Pilar kedelapan GERMAS mendorong seluruh masyarakat Indonesia untuk membiasakan penggunaan jamban sehat sebagai bagian dari sanitasi lingkungan yang baik dan higienis.

Mengapa Jamban Sehat Penting?

Buang air besar sembarangan masih menjadi masalah sanitasi yang serius di beberapa wilayah Indonesia, terutama di daerah pedesaan dan kawasan padat penduduk. Praktik ini menjadi sumber utama pencemaran lingkungan dan penyebaran penyakit berbasis lingkungan seperti diare, kolera, tifus, dan infeksi cacing yang berdampak langsung pada kesehatan masyarakat, terutama anak-anak.

Kriteria Jamban Sehat

Jamban sehat memiliki kriteria sebagai berikut:

  • Tidak mencemari sumber air minum dan lingkungan sekitar

  • Tidak mengundang lalat, nyamuk, kecoa, dan hewan pembawa penyakit lainnya

  • Tidak menimbulkan bau yang mengganggu

  • Mudah dibersihkan dan aman digunakan

  • Dilengkapi dinding dan atap pelindung untuk menjaga privasi pengguna

  • Tersedia air, sabun, dan sarana cuci tangan yang memadai

Cuci Tangan Pakai Sabun

Kebiasaan cuci tangan pakai sabun (CTPS) setelah menggunakan jamban merupakan tindakan pencegahan paling efektif untuk memutus rantai penularan penyakit berbasis feses. GERMAS mendorong pembiasaan CTPS di seluruh lapisan masyarakat, terutama di kalangan anak-anak dan keluarga.

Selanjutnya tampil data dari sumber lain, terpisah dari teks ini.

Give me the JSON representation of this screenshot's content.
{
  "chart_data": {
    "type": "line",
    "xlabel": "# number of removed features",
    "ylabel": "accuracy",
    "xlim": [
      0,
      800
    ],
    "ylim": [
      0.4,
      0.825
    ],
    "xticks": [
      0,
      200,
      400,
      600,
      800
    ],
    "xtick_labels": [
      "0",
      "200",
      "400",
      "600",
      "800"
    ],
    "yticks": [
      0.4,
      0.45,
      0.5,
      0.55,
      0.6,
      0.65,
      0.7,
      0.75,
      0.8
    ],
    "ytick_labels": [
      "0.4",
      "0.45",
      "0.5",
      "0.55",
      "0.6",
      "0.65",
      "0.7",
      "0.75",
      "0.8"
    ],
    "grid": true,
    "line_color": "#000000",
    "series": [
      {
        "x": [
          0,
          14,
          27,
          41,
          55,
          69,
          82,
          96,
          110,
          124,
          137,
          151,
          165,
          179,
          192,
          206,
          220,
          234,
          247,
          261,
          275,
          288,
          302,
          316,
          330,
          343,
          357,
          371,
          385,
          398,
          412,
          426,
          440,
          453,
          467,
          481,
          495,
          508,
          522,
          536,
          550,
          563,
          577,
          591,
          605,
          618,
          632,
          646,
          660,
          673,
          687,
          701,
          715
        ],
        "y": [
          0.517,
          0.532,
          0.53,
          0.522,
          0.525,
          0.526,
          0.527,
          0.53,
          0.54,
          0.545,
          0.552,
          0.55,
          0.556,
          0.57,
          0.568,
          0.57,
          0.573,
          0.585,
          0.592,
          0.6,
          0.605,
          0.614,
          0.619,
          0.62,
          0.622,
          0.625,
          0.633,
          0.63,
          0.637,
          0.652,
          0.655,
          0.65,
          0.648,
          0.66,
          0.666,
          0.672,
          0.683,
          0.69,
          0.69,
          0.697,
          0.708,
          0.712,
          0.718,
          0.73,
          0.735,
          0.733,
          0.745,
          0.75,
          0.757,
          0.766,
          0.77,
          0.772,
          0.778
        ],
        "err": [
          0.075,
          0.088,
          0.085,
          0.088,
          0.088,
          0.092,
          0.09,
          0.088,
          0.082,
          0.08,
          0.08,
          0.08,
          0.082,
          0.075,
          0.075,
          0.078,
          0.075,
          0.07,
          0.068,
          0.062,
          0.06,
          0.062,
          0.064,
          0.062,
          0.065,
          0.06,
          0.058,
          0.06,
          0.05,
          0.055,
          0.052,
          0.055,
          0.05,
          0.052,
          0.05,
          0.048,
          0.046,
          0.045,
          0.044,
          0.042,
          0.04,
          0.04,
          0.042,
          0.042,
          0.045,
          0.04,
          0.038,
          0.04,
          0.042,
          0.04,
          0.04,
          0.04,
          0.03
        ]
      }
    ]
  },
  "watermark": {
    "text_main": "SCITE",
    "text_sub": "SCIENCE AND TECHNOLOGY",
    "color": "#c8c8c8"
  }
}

Program GERMAS di Bidang Sanitasi

GERMAS mendukung program Sanitasi Total Berbasis Masyarakat (STBM) yang mencakup pembangunan jamban sehat, kampanye Stop Buang Air Besar Sembarangan (Stop BABS), serta edukasi kebersihan dan higiene di tingkat rumah tangga dan komunitas di seluruh wilayah Indonesia.